A. discontinue the blood transfusion.

B. obtain assistance from another nurse

C. pause the transfusion and remove the peripheral vascular access device.

D. pause the transfusion and contact the physician

E. start a new peripheral vascular access device and resume the transfusion.

F. send the unit of blood and tubing to the blood bank.

G. verify the client's blood type with the unit of blood being transfused.

Explanation: Pain and swelling suggest infiltration or extravasation. Pausing the transfusion and removing the IV device is the initial step, followed by starting a new IV site to safely resume the transfusion.

Question 2 of 5.

The nurse is caring for clients on an oncology unit. Which neutropenia precautions should be implemented?

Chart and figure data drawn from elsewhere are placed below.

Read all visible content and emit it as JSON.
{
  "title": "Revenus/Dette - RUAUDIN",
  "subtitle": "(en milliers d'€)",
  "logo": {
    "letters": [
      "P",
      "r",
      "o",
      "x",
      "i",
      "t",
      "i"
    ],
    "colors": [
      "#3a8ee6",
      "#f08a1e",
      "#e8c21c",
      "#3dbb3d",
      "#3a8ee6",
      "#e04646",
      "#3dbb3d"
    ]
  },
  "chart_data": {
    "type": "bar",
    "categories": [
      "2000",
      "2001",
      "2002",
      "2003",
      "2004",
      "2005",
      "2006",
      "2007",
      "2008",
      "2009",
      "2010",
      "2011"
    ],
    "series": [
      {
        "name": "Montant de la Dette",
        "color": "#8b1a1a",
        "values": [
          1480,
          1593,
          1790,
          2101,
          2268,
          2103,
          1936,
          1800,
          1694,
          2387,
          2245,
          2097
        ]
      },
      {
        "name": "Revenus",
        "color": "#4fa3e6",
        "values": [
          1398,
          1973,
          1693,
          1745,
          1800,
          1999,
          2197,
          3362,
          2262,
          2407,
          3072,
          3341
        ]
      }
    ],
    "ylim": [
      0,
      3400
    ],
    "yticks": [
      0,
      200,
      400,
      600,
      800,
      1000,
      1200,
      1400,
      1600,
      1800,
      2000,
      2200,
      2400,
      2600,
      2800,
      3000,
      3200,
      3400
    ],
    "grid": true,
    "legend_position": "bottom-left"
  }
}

A. Hold all venipuncture sites for at least five (5) minutes.

B. Limit fresh fruits and flowers.

C. Place all clients in reverse isolation.

D. Have the clients use a soft-bristle toothbrush.

Explanation: Neutropenia increases infection risk; limiting fresh fruits/flowers (B) reduces microbial exposure. Holding venipuncture (A) prevents bleeding, reverse isolation (C) is excessive, and soft toothbrushes (D) prevent gum trauma but are secondary.

Question 3 of 5.

Which medication is contraindicated for a client diagnosed with leukemia?

A. Bactrim, a sulfa antibiotic.

B. Morphine, a narcotic analgesic.

C. Epogen, a biologic response modifier.

D. Gleevec, a genetic blocking agent.

Explanation: Epogen (C) stimulates RBC production, risky in leukemia due to blast proliferation. Bactrim (A) treats infections, morphine (B) manages pain, and Gleevec (D) targets CML.

Question 4 of 5.

The client diagnosed with non-Hodgkin's lymphoma is scheduled for a lymphangiogram. Which information should the nurse teach?

A. The scan will identify any malignancy in the vascular system.

B. Radiopaque dye will be injected between the toes.

C. The test will be done similar to a cardiac angiogram.

D. The test will be completed in about five (5) minutes.

Explanation: Lymphangiogram involves dye injection between toes (B) to visualize lymphatics. It's not vascular (A), unlike cardiac angiogram (C), and takes longer than 5 minutes (D).

Question 5 of 5.

Which test is considered diagnostic for Hodgkin's lymphoma?

A. A magnetic resonance image (MRI) of the chest.

B. A computed tomography (CT) scan of the cervical area.

C. An erythrocyte sedimentation rate (ESR).

D. A biopsy of the cervical lymph nodes.

Explanation: Lymph node biopsy (D) diagnoses Hodgkin's via Reed-Sternberg cells. MRI/CT (A, B) stage disease, ESR (C) is nonspecific.